Erm, well, NONE AT ALL seems to be the answer. I suggested ditching “Making Your Mind Up”: instead we expanded it. I suggested using a real pop star: instead we sent an unknown. I suggested playing to our pop strengths: well, a big Lloyd Webber ballad might qualify but only at a very wide stretch. I suggested working on our stagecraft: plonking Sir Andrew at a piano doesn’t count. And I suggested entering the semis: no such luck, though Jade did put the Eastern European promo hours in.

Of course (he says shamefacedly), what I hadn’t reckoned on was Eurovision changing the rules and bringing in juries again. My advice was for the phones-only era – and if you’ve got juries of biz insiders looking for a particular kind of songwriting then almost none of it applies. The pendulum looks like it might be swinging back against stagecraft in particular – a risky move since I’d guess that’s an element which accounts for a lot of the TV appeal.

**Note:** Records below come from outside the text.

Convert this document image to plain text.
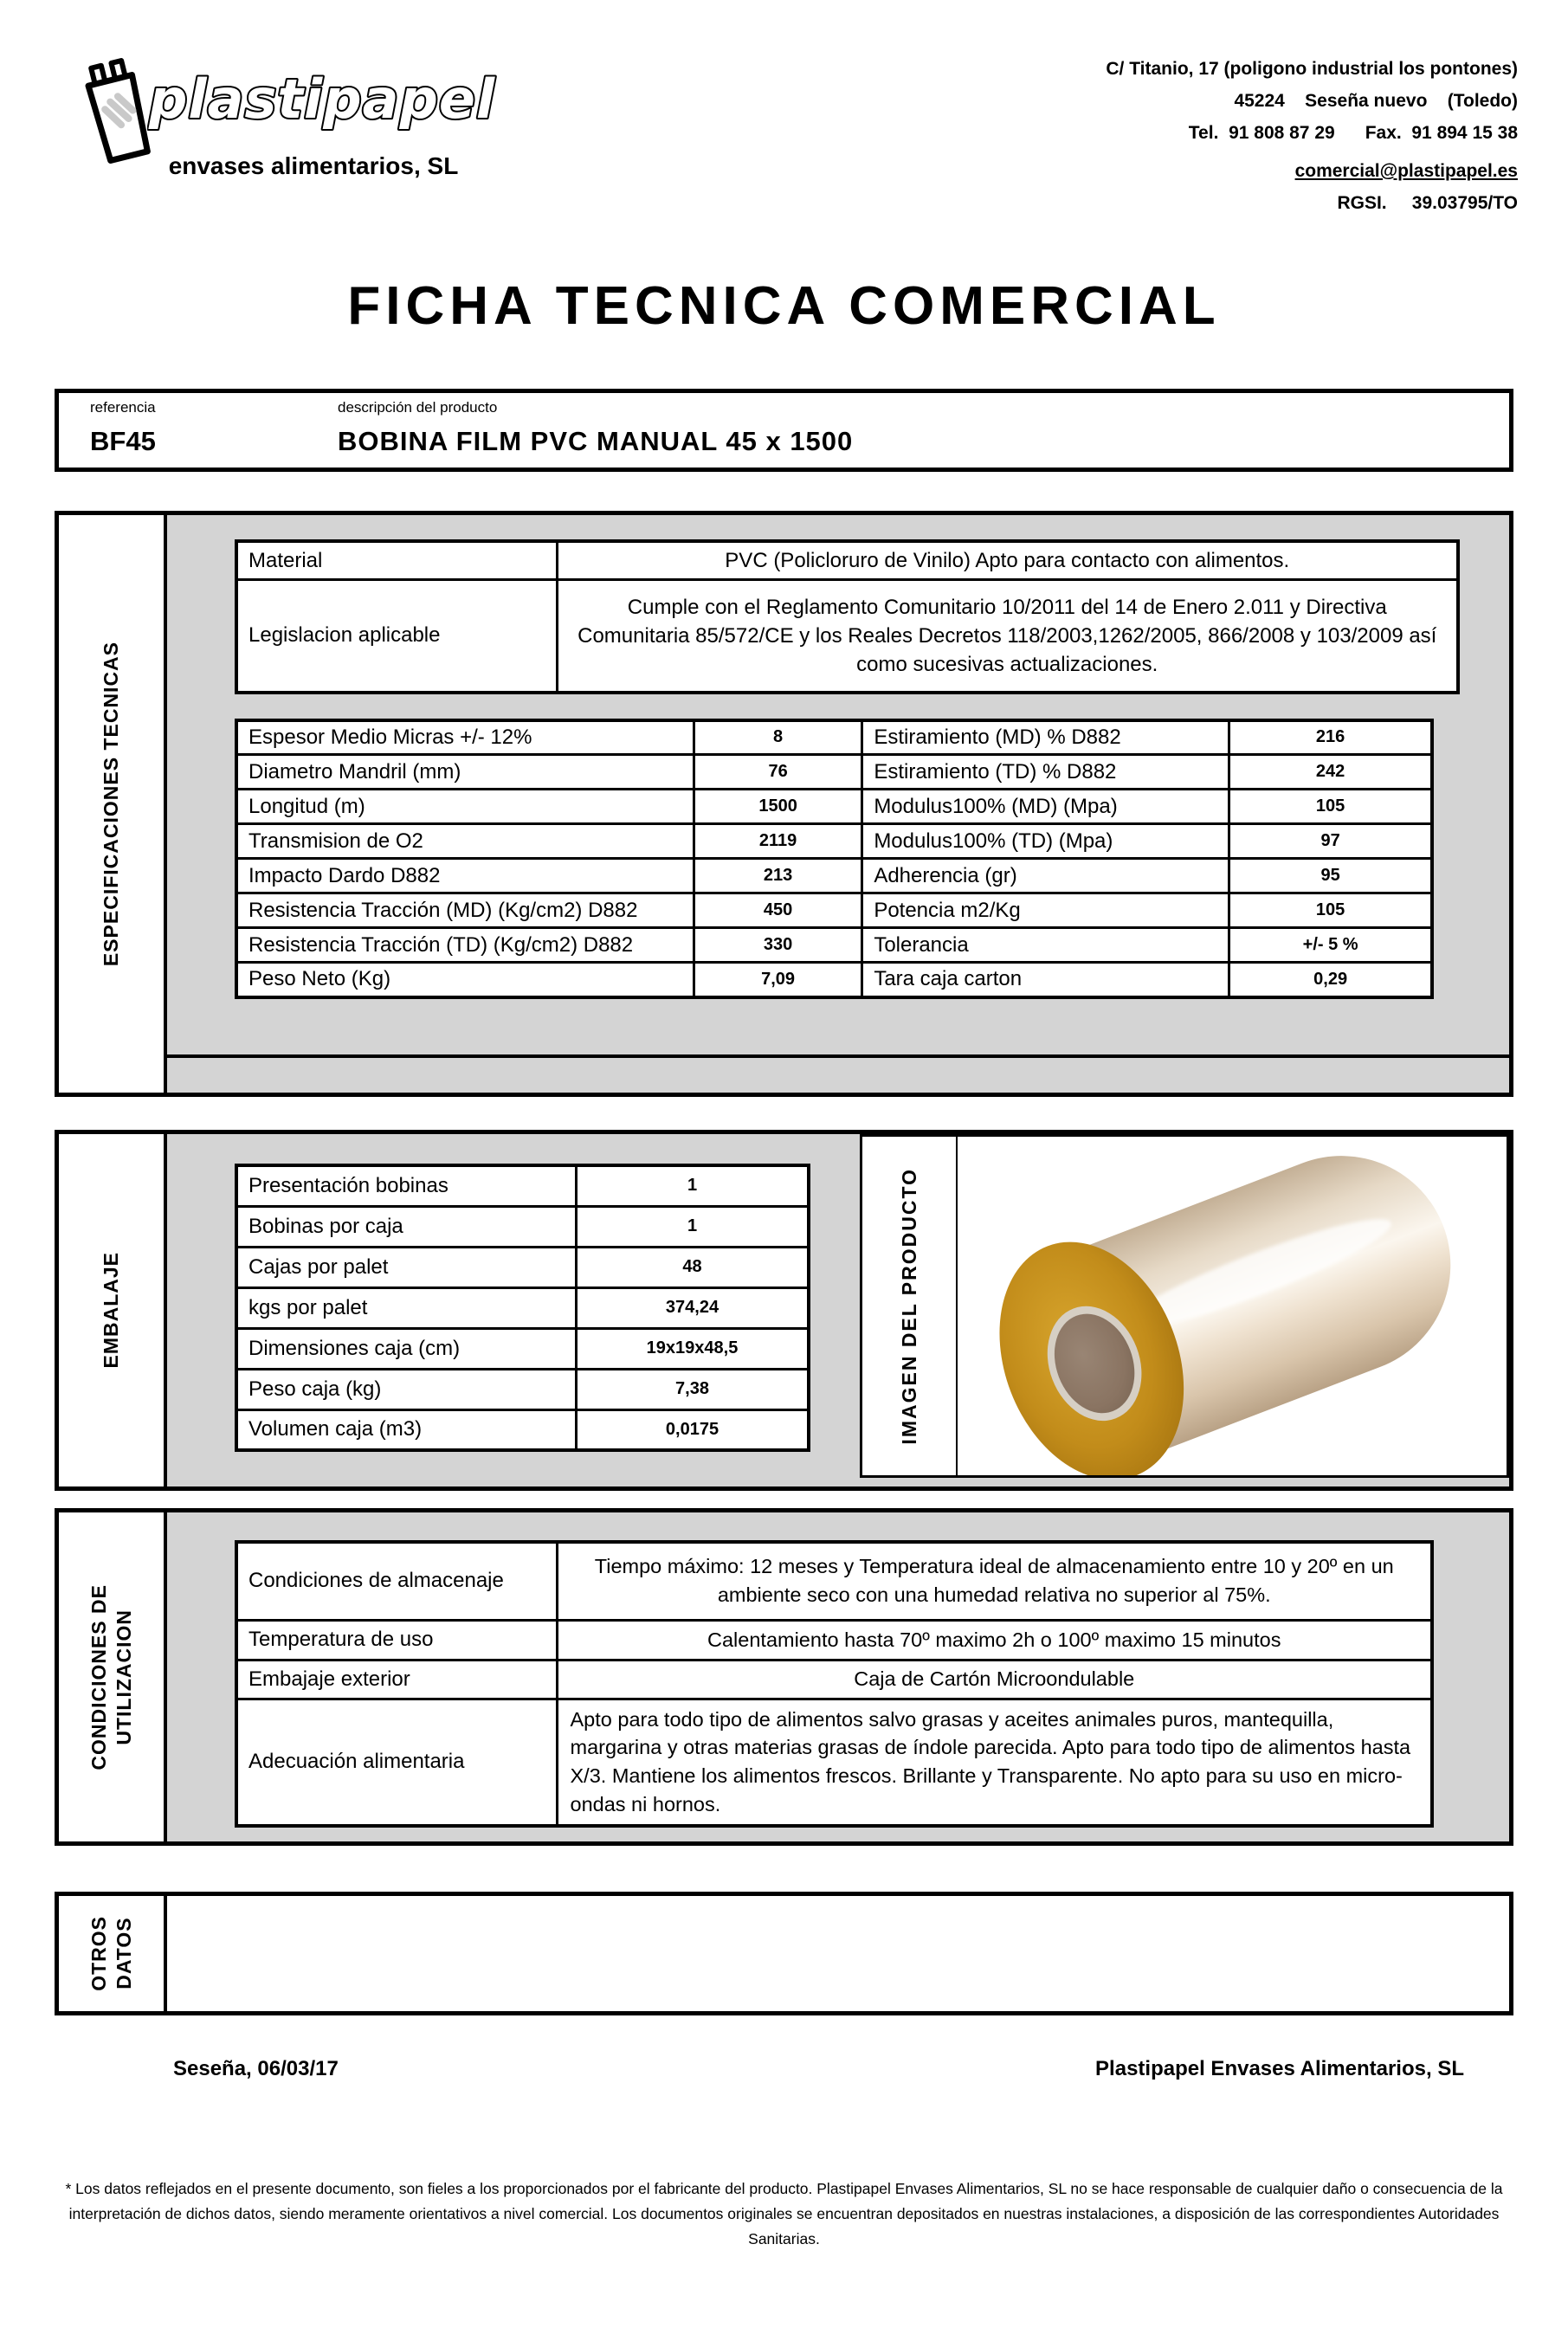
plastipapel
envases alimentarios, SL
C/ Titanio, 17 (poligono industrial los pontones)
45224    Seseña nuevo    (Toledo)
Tel.  91 808 87 29      Fax.  91 894 15 38
comercial@plastipapel.es
RGSI.     39.03795/TO
FICHA TECNICA COMERCIAL
referencia	descripción del producto
BF45	BOBINA FILM PVC MANUAL 45 x 1500
ESPECIFICACIONES TECNICAS
Material	PVC (Policloruro de Vinilo) Apto para contacto con alimentos.
Legislacion aplicable	Cumple con el Reglamento Comunitario 10/2011 del 14 de Enero 2.011 y Directiva Comunitaria 85/572/CE y los Reales Decretos 118/2003,1262/2005, 866/2008 y 103/2009 así como sucesivas actualizaciones.
Espesor Medio Micras +/- 12%	8	Estiramiento (MD) % D882	216
Diametro Mandril (mm)	76	Estiramiento (TD) % D882	242
Longitud (m)	1500	Modulus100% (MD) (Mpa)	105
Transmision de O2	2119	Modulus100% (TD) (Mpa)	97
Impacto Dardo D882	213	Adherencia (gr)	95
Resistencia Tracción (MD) (Kg/cm2) D882	450	Potencia m2/Kg	105
Resistencia Tracción (TD) (Kg/cm2) D882	330	Tolerancia	+/- 5 %
Peso Neto (Kg)	7,09	Tara caja carton	0,29
EMBALAJE
Presentación bobinas	1
Bobinas por caja	1
Cajas por palet	48
kgs por palet	374,24
Dimensiones caja (cm)	19x19x48,5
Peso caja (kg)	7,38
Volumen caja (m3)	0,0175	IMAGEN DEL PRODUCTO
CONDICIONES DE UTILIZACION
Condiciones de almacenaje	Tiempo máximo: 12 meses y Temperatura ideal de almacenamiento entre 10 y 20º en un ambiente seco con una humedad relativa no superior al 75%.
Temperatura de uso	Calentamiento hasta 70º maximo 2h o 100º maximo 15 minutos
Embajaje exterior	Caja de Cartón Microondulable
Adecuación alimentaria	Apto para todo tipo de alimentos salvo grasas y aceites animales puros, mantequilla, margarina y otras materias grasas de índole parecida. Apto para todo tipo de alimentos hasta X/3. Mantiene los alimentos frescos. Brillante y Transparente. No apto para su uso en micro-ondas ni hornos.
OTROS DATOS
Seseña, 06/03/17	Plastipapel Envases Alimentarios, SL
* Los datos reflejados en el presente documento, son fieles a los proporcionados por el fabricante del producto. Plastipapel Envases Alimentarios, SL no se hace responsable de cualquier daño o consecuencia de la interpretación de dichos datos, siendo meramente orientativos a nivel comercial. Los documentos originales se encuentran depositados en nuestras instalaciones, a disposición de las correspondientes Autoridades Sanitarias.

But it’s far too early to tell – a 400-point landslide for Norway can’t only be accounted for by jury votes, after all. The size of the victory is probably down to their hitting a formula the juries loved – easy-to-grasp theme, charismatic (if hugely annoying) performer, folksy arrangement and reassuringly traditional songwriting. As other countries grok what they need to do, margins will narrow right down again. What we can hypothesise is that the juries seem to have achieved what I assume was their main aim – breaking down all but the most set-in-stone bloc vote effects. In the longer term though, I wonder if this isn’t a “beware of what you wish for” situation.